The global car industry hit a road block yesterday with the world's top three car manufacturersUS-based General Motors, Germany's BMW and Japan's Nissan Motors – announcing huge drop in quarterly profits due to bad business conditions.
General Motors Corp posted a $15.5 billion (Dh56.8bn) quarterly loss, as North American sales dropped by 20 per cent and plunging prices for SUVs prompted deep charges for its auto finance business.
The number one US car manufacturer also burned through $3.6bn in cash in the quarter as it ran down inventory of slower-selling vehicles in its slumping home market. GM's net loss was equal to $27.33 per share, compared with a profit of $891 million, or $1.56 per share a year earlier, reflecting a sharp drop in demand for the light trucks that represent 60 per cent of its sales.
GM took $9.1bn in charges against second-quarter results, including $3.3bn for buyouts of US factory workers, $2.8bn for its exposure to bankrupt former parts unit Delphi Corp and $1.6bn to write-down lease values.
Revenue fell to $38.2bn from $46.7bn a year earlier.
Excluding one-time items, GM posted a loss of $6.3bn or $11.21 per share. Analysts on average had forecast a loss on that basis of $2.67 per share, according to Reuters Estimates, and had looked for revenue of $42.36bn.
GM ended the second quarter with $21bn in cash and $5bn in credit facilities. It said it had provided notice in July that it would draw down $1bn under a secured revolving loan facility.
Ratings agency Standard & Poor's has downgraded GM to 'B-minus' and warned the car manufacturer was on track to burn through roughly $4bn per quarter this year, sending GM bonds to a record low price.
After losses totalling $51bn over the previous three years, and a $3.25bn loss in the first quarter, GM faced a battery of problems in the second quarter, including a slide in US sales that sent its shares to a 54-year low.
Meanwhile, Germany's BMW, the world's largest maker of luxury cars, said it would miss its 2008 targets after it unveiled an unexpected 44 per cent drop in quarterly pre-tax profit due to worsening industry conditions and big one-off charges. "Business conditions for the automobile industry deteriorated sharply again in the second quarter due to further ongoing steep rises in oil and raw material prices, the weakness of the US dollar, the impact of the international financial crisis and a weaker US economy," the world's biggest premium car maker said yesterday.
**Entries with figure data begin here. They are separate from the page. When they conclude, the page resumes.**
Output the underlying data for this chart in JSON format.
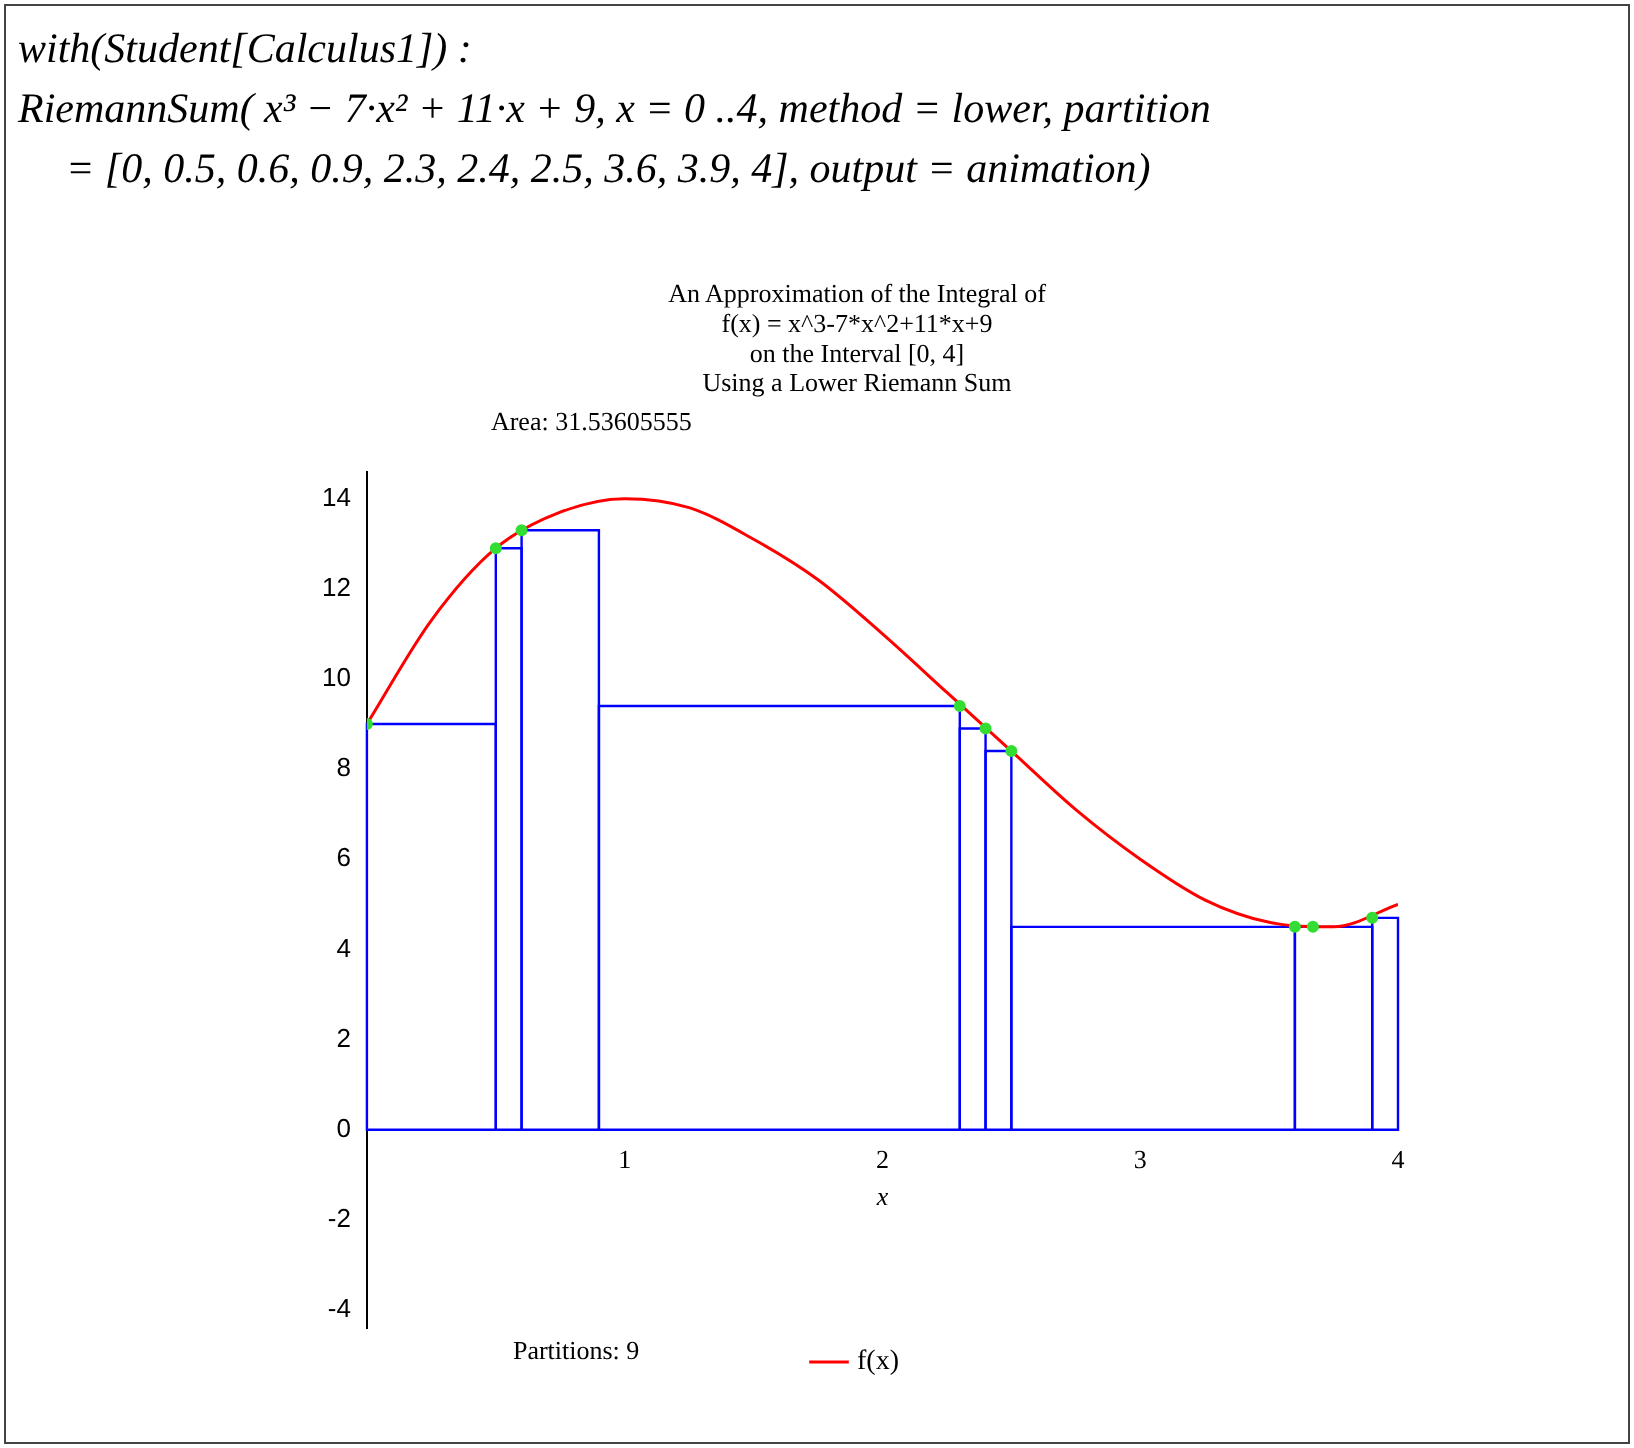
{
  "chart_data": {
    "type": "histogram",
    "title": "An Approximation of the Integral of\nf(x) = x^3-7*x^2+11*x+9\non the Interval [0, 4]\nUsing a Lower Riemann Sum",
    "xlabel": "x",
    "annotations": [
      "with(Student[Calculus1]) :",
      "RiemannSum( x³ − 7·x² + 11·x + 9, x = 0 ..4, method = lower, partition",
      "= [0, 0.5, 0.6, 0.9, 2.3, 2.4, 2.5, 3.6, 3.9, 4], output = animation)",
      "Area: 31.53605555",
      "Partitions: 9"
    ],
    "xlim": [
      0,
      4
    ],
    "xticks": [
      1,
      2,
      3,
      4
    ],
    "ylim": [
      -4.4,
      14.6
    ],
    "yticks": [
      -4,
      -2,
      0,
      2,
      4,
      6,
      8,
      10,
      12,
      14
    ],
    "grid": false,
    "legend": "bottom",
    "series": [
      {
        "color": "#0000ff",
        "bins": [
          0,
          0.5,
          0.6,
          0.9,
          2.3,
          2.4,
          2.5,
          3.6,
          3.9,
          4
        ],
        "values": [
          9,
          12.9,
          13.3,
          9.4,
          8.9,
          8.4,
          4.5,
          4.5,
          4.7
        ]
      },
      {
        "type": "line",
        "name": "f(x)",
        "color": "#ff0000",
        "x": [
          0,
          0.25,
          0.5,
          0.75,
          1,
          1.25,
          1.5,
          1.75,
          2,
          2.25,
          2.5,
          2.75,
          3,
          3.25,
          3.5,
          3.75,
          4
        ],
        "values": [
          9,
          11.3,
          12.9,
          13.7,
          14,
          13.8,
          13.1,
          12.2,
          11,
          9.7,
          8.4,
          7.1,
          6,
          5.1,
          4.6,
          4.5,
          5
        ]
      },
      {
        "type": "scatter",
        "color": "#33dd33",
        "marker": "circle",
        "x": [
          0,
          0.5,
          0.6,
          2.3,
          2.4,
          2.5,
          3.6,
          3.67,
          3.9
        ],
        "values": [
          9,
          12.9,
          13.3,
          9.4,
          8.9,
          8.4,
          4.5,
          4.5,
          4.7
        ]
      }
    ]
  }
}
Chief Executive Norbert Reithofer, who had been expected to lower his targets after Daimler cut its 2008 earnings guidance last week, poured cold water on the following year, too.
"We assume that 2009 will be another difficult year full of challenges," he said in a statement.
"We had expected an additional risk provisioning in Q2 and a profit warning for the full year 2008, but not to this extent," DZ Bank's Michael Punzet told clients in a research note.
BMW now forecast a 2008 pre-tax profit margin of four per cent, after previously expecting earnings before tax to exceed last year's adjusted level of €3.78bn (Dh21.6bn) that excludes a one-off gain of €97m linked to a Rolls-Royce convertible bond.
Sinking used car prices forced the company to more than double its risk provisions to €695m due to lower than expected revenues from cars coming off lease, it said, adding more still could come in the second half.
"Measures aimed at improving residual values and reducing bad debts will be pursued more intensely," BMW said. It will also scale back its United States sales efforts, shifting volumes to more lucrative regions.
"What we like is that the residual value risks are now covering not only the maturities for 2008 but also the years 2009 and 2010," wrote UniCredit analyst Georg Stuerzer. BMW, which also booked a €107m charge to cut its workforce, said it expected an operating profit (EBIT) margin of about four per cent or higher at its core Automobile division.
BMW reported a 43.5 per cent drop in quarterly pre-tax profit to €602m, bringing its margin to just 4.1 per cent and badly missing an estimate of €1.04bn from a Reuters poll of 18 analysts.
Whereas the market was expecting pre-tax profit at automobiles to edge higher, BMW said it fell by nearly 60 per cent, almost matching a 66 per cent drop in financial services earnings.
Japan's Nissan Motor also yesterday worse-than-expected 46 per cent drop in quarterly operating profit, and stuck to its annual forecasts despite a severe downturn in the US market.
Nissan, Japan's number three car manufacturer controlled by Renault, is forecasting its lowest operating profit in seven years period due to a weaker dollar, high raw material prices and sinking US demand.
A sales slowdown in the US, its single biggest market, has deepened in recent months, with Chief Executive Carlos Ghosn last week forecasting total volumes near 14.3 million vehicles in 2008, the lowest level in more than a decade.
Nissan's vehicle sales grew 6.9 per cent in the first quarter thanks to brisk sales of the Qashqai crossover and Versa subcompact. But Nissan faces falling demand for gas-guzzling vehicles and has been forced to significantly reduce production of light trucks.